La didascalia sul proiettile è concisa ma essenziale: “Granata austroungarica da 420 mm, peso a vuoto 12 q.li, più 70 kg di esplosivo. Gittata massima oltre 10 km, altezza totale 161 cm”. Sembra una scultura posta a fianco di altre più piccole, perfetta, affusolata, un siluro volante bloccato al pavimento del museo dalla newtoniana forza di gravità. Anche inertizzato e immobile fa paura, possiamo solo lontanamente immaginare l’effetto del suo scoppio tra le linee italiane, con spostamenti d’aria capaci di sradicare e defogliare un bosco nel raggio di un centinaio di metri.
Nel secondo conflitto mondiale gli americani chiamarono questo genere di ordigni “Block Buster”, (spiana quartieri), tanta era la loro potenza distruttiva. Se durante la seconda guerra viaggiavano comodamente nelle carlinghe dei Lancaster, nel ’15-’18 venivano lanciati da un bossolo poderoso, un “secchione” d’ottone di pari calibro, su cui la bomba poggiava al momento del tiro. Per diversi motivi ne esistono oggi pochi esemplari, infatti costavano una cifra esorbitante di marchi anche per le casse dell’Impero, ne furono prodotti un numero relativamente esiguo. Inoltre, l’impiego di tali bocche da fuoco, richiedeva una continua rettifica balistica e meccanica già dopo pochi tiri, infine trasportare e mettere in funzione una batteria da 420 comportava un particolare apparato logistico composto da numerosi uomini e mezzi.

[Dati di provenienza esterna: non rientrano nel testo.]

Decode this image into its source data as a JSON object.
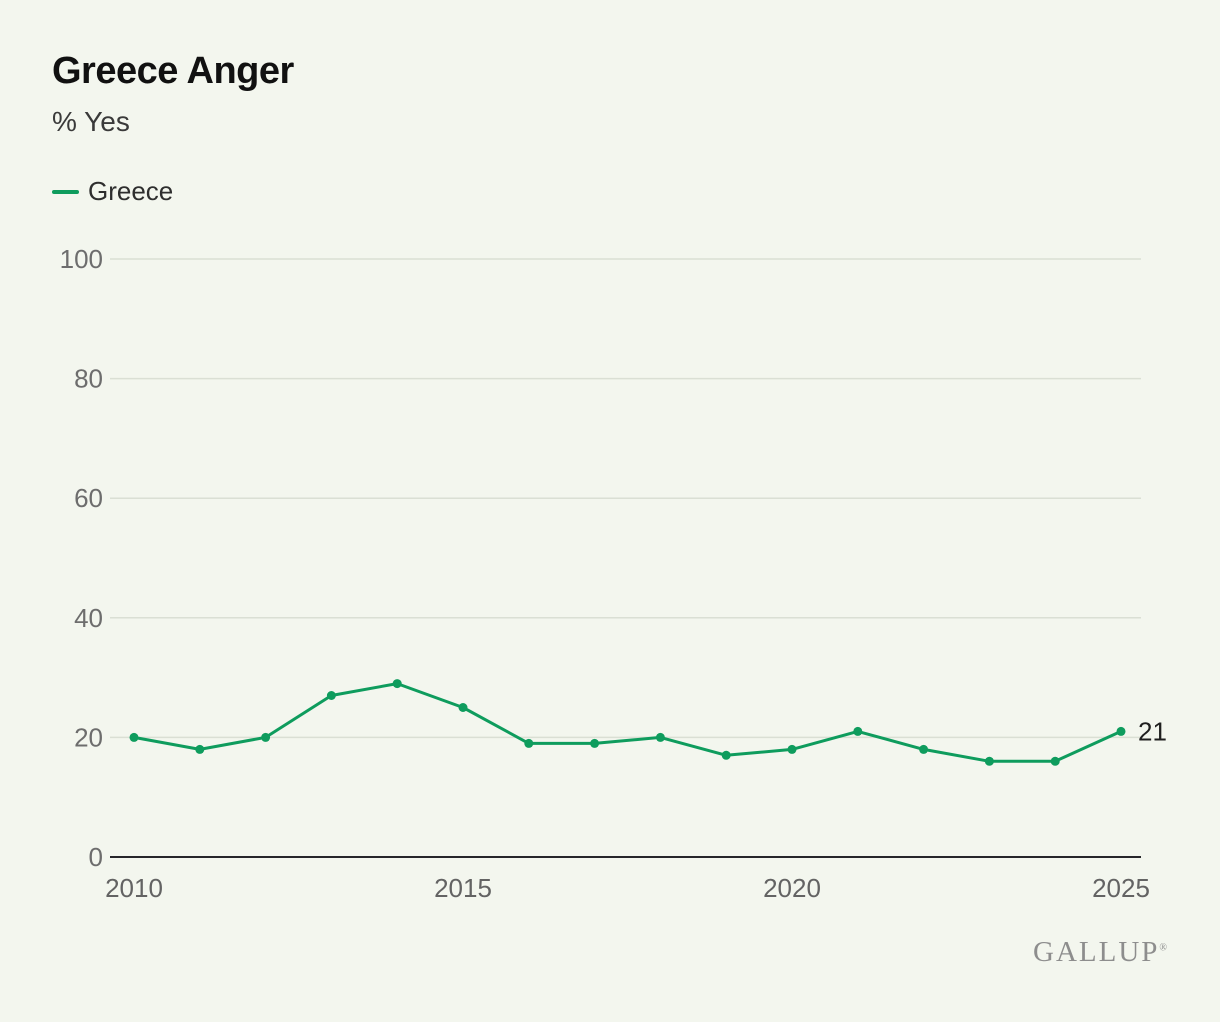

Una di queste ciclopiche granate è esposta al Museo della Grande Guerra di Canove (sull' Altopiano di Asiago), ha una storia tutta sua. Venne trovata da un recuperante, tale Sambugaro “Nardi”, sulla dorsale delle Melette nei primi anni ’70. “Uno scavo maledetto- ebbe a dire il rinvenitore- il colpo sui era
conficcato nel terreno per qualche metro, e per estrarlo fu necessario armare con tavole le pareti di terra e pietra che altrimenti sarebbero franate”. Ovviamente venne scaricato sul posto ed il lungo detonatore fatto brillare in una grotta vicina. Portare l’ammasso ferroso in località campanella, residenza del “Nardi”, fu una impresa, altrettanto difficile si rivelò tenere segreta la notizia del ritrovamento. Per qualche anno la granata rimase nascosta tra lamiere e tronchi, frammischiata ad altri residuati della grande Guerra. A Romano Canalia, uno tra fondatori del Museo di Canove, stava a cuore quel pezzo raro, tuttavia la cifra in Lire richiesta per l’acquisto era esorbitante ed aumentava da una stagione all’altra. Più di un acquirente era in trattativa per accaparrarsi l’eccezionale reperto, ma lo stesso Sambugaro desiderava che il “suo” colpo rimanesse sull’Altopiano, guadagnandoci comunque il giusto: 1 milione e 500 mila lire. Canalia doveva racimolare i soldi in poco tempo, altrimenti i forestieri avrebbero avuto
partita vinta. “Una sudata colletta tra amici - ricorda- chi 50, chi 100 mila lire . Quella sera rincorrevo chiunque incontravo per strada o al bar. Con l’amico Magnabosco, contanti alla mano, raggiungemmo Campanella a Gallio con un vecchio Esa Delta munito di braccio sollevatore”.
Alla fine il bestione fu caricato sul pianale del camion, seguì un brindisi tra gli “azionisti” dell’impresa. “Dopo alcune ricerche – conclude il curatore del Museo – si venne a sapere che due di questi obici erano puntati sui Sette Comuni, uno a Serrada e l’altro a Monterovere. Certo che avere un proiettile integro a Canove è stata una grande soddisfazione, amplificata dal bossolo acquistato separatamente pochi anni fa da un collezionista di Udine. Si tratta di uno dei pezzi più ammirati del museo”.